The further from your initial starting point you go in Terraria, the more florid and hostile the terrain gets. Miles below the earth is Hell, full of burning lava and huge bone serpents. To the east or west lurk massive oceans or chasms packed with corrupt beings hungry for your flesh. Far above you, out of sight, are the harpy-infested floating islands. This is what Terraria brings to the formula that really makes it work – there’s a such host of things to see and discover. See, discover, kill, break into constituents and then recombine as a flashy hat, in fact.

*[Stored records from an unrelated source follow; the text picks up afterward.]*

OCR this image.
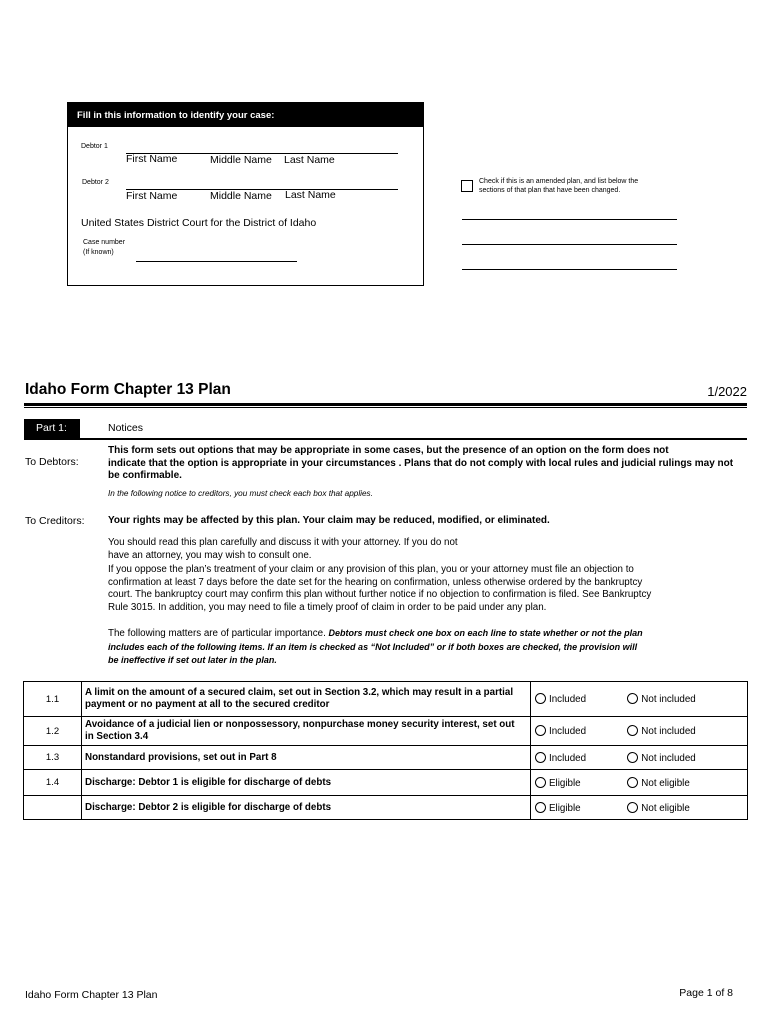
Fill in this information to identify your case:
Debtor 1
First Name	Middle Name Last Name
Debtor 2
First Name	Middle Name Last Name
United States District Court for the District of Idaho
Case number
(If known)
Check if this is an amended plan, and list below the
sections of that plan that have been changed.
Idaho Form Chapter 13 Plan	1/2022
Part 1:	Notices
To Debtors:
This form sets out options that may be appropriate in some cases, but the presence of an option on the form does not
indicate that the option is appropriate in your circumstances . Plans that do not comply with local rules and judicial rulings may not
be confirmable.
In the following notice to creditors, you must check each box that applies.
To Creditors: Your rights may be affected by this plan. Your claim may be reduced, modified, or eliminated.
You should read this plan carefully and discuss it with your attorney. If you do not
have an attorney, you may wish to consult one.
If you oppose the plan’s treatment of your claim or any provision of this plan, you or your attorney must file an objection to
confirmation at least 7 days before the date set for the hearing on confirmation, unless otherwise ordered by the bankruptcy
court. The bankruptcy court may confirm this plan without further notice if no objection to confirmation is filed. See Bankruptcy
Rule 3015. In addition, you may need to file a timely proof of claim in order to be paid under any plan.
The following matters are of particular importance. Debtors must check one box on each line to state whether or not the plan
includes each of the following items. If an item is checked as “Not Included” or if both boxes are checked, the provision will
be ineffective if set out later in the plan.
1.1	A limit on the amount of a secured claim, set out in Section 3.2, which may result in a partial
payment or no payment at all to the secured creditor	Included	Not included
1.2	Avoidance of a judicial lien or nonpossessory, nonpurchase money security interest, set out
in Section 3.4	Included	Not included
1.3	Nonstandard provisions, set out in Part 8	Included	Not included
1.4	Discharge: Debtor 1 is eligible for discharge of debts	Eligible	Not eligible
	Discharge: Debtor 2 is eligible for discharge of debts	Eligible	Not eligible
Idaho Form Chapter 13 Plan	Page 1 of 8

Crafting, as you’d expect, is the other big feature of the game. I started playing this around v1.4, where the only guide to making stuff was patience or the internet. v1.5 introduced a feature whereby the previously annoying and useless Guide, an npc who accompanies you from the start and offers some vague hints as to how to get along, now has a full library of crafting recipies. Hand him a nugget of junk and he’ll tell you what it’s good for. Previously, I’d have recommended the wiki sites as your essential tool to get the most out of the game. Now I’d say ask the guide and then go exploring until you find what you need.
If you build your home big enough, new characters come and join you, from whom you can buy various handy items, get healed or sell loot for hard cash. And eventually, you can gather the items you need to forge magical swords, rocket boots, exploding star guns and magma armour. Or find them lying around in handy chests, ready to be stolen. I’m sure Minecraft is already paying heed to this and adding in these features from Terraria – if not, why not? It makes the laborious digging and wandering a pleasure, to always be on the brink of finding something new and crazy.
The sound is good, catchy electric jingles in keeping with the S-Nes appearance of the graphics. Basic though those sprites are, they do the job nicely. They’re clear, engaging and even slightly scary in places. It’s an easy game to pick up and a hard one to put down, and I’d recommend it heartily. Especially when there’s multiplayer that lets you bring a fistful of mates to help you tunnel, and the promise of unlockable battles with huge, menacing bosses.
It also helps that the developers keep updating the game with new monsters, new terrain, new crafting items and new playing tools to help the game work. If an immersive lark of a game that won’t tax your wallet, your graphics card or your brain appeals, I’d stop reading and get exploring the cheerful depths of Terraria.